I figli di persone affette da disturbo mentale sono maggiormente esposti al rischio di sviluppare a loro volta una qualche forma di malessere psichico. Inoltre, come si può facilmente immaginare, per questi genitori è significativamente più difficile provvedere alle esigenze di natura fisica, psicologica ed emotiva dei propri figli durante il percorso di crescita. Questo volume vuole analizzare la tematica del riconoscimento e del sostegno alla genitorialità di quanti sono affetti da una psicopatologia così che, attraverso un lavoro di ordine educativo e riflessivo, si possa raggiungere una finalità preventiva e protettiva rispetto alla trasmissione di una sofferenza psichica ai figli. Negli ultimi decenni, infatti, in molti Paesi si sono realizzati interventi preventivi per questi minori e per le loro famiglie proprio al fine di incrementare i fattori protettivi, promuovere un sano sviluppo e ridurre conseguentemente il rischio di sviluppare disturbi mentali.
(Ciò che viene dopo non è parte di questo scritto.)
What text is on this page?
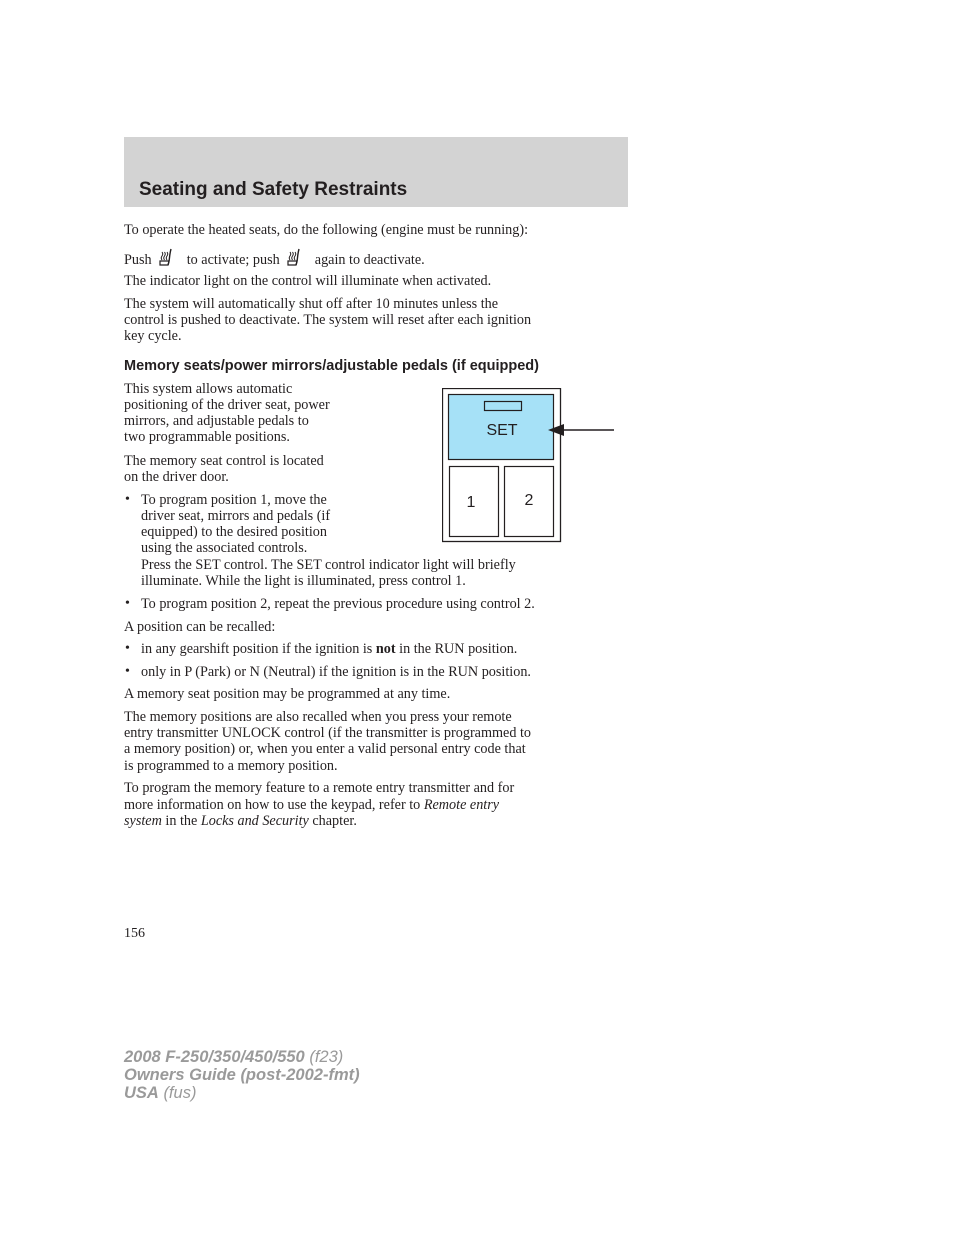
Seating and Safety Restraints

To operate the heated seats, do the following (engine must be running):

Push to activate; push again to deactivate.

The indicator light on the control will illuminate when activated.

The system will automatically shut off after 10 minutes unless the

control is pushed to deactivate. The system will reset after each ignition

key cycle.

Memory seats/power mirrors/adjustable pedals (if equipped)

This system allows automatic

positioning of the driver seat, power

mirrors, and adjustable pedals to

two programmable positions.

The memory seat control is located

on the driver door.

• To program position 1, move the

driver seat, mirrors and pedals (if

equipped) to the desired position

using the associated controls.

Press the SET control. The SET control indicator light will briefly

illuminate. While the light is illuminated, press control 1.

• To program position 2, repeat the previous procedure using control 2.

A position can be recalled:

• in any gearshift position if the ignition is not in the RUN position.

• only in P (Park) or N (Neutral) if the ignition is in the RUN position.

A memory seat position may be programmed at any time.

The memory positions are also recalled when you press your remote

entry transmitter UNLOCK control (if the transmitter is programmed to

a memory position) or, when you enter a valid personal entry code that

is programmed to a memory position.

To program the memory feature to a remote entry transmitter and for

more information on how to use the keypad, refer to Remote entry

system in the Locks and Security chapter.

SET
1	2
156
2008 F-250/350/450/550 (f23)
Owners Guide (post-2002-fmt)
USA (fus)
Il libro raccoglie molteplici contribuiti di esperti nazionali e internazionali - con puntuali riferimenti a modelli preventivi fondati su evidenze scientifiche - e offre una diversa prospettiva della trasmissione transgenerazionale delle problematiche psichiche. Molteplici sono i destinatari di questo testo: in primis, gli operatori della salute (psichiatri, neuropsichiatri infantili, psicologi, medici di medicina generale, pediatri, infermieri, educatori, assistenti sociali) che troveranno, per la prima volta, indicazioni aggiornate e sistematizzate per lavorare anche in direzione preventiva. Inoltre, il libro vuole essere un utile strumento per insegnanti e operatori delle scienze dell'educazione interessati e coinvolti nelle problematiche relative alla prevenzione dei disturbi mentali nei bambini e negli adolescenti. Infine, il libro è dedicato ai genitori che presentano un disturbo psichico: anche se non sono in cura, sanno di essere sofferenti ed è importante che inizino a preoccuparsi e ad occuparsi della salute mentale dei loro figli.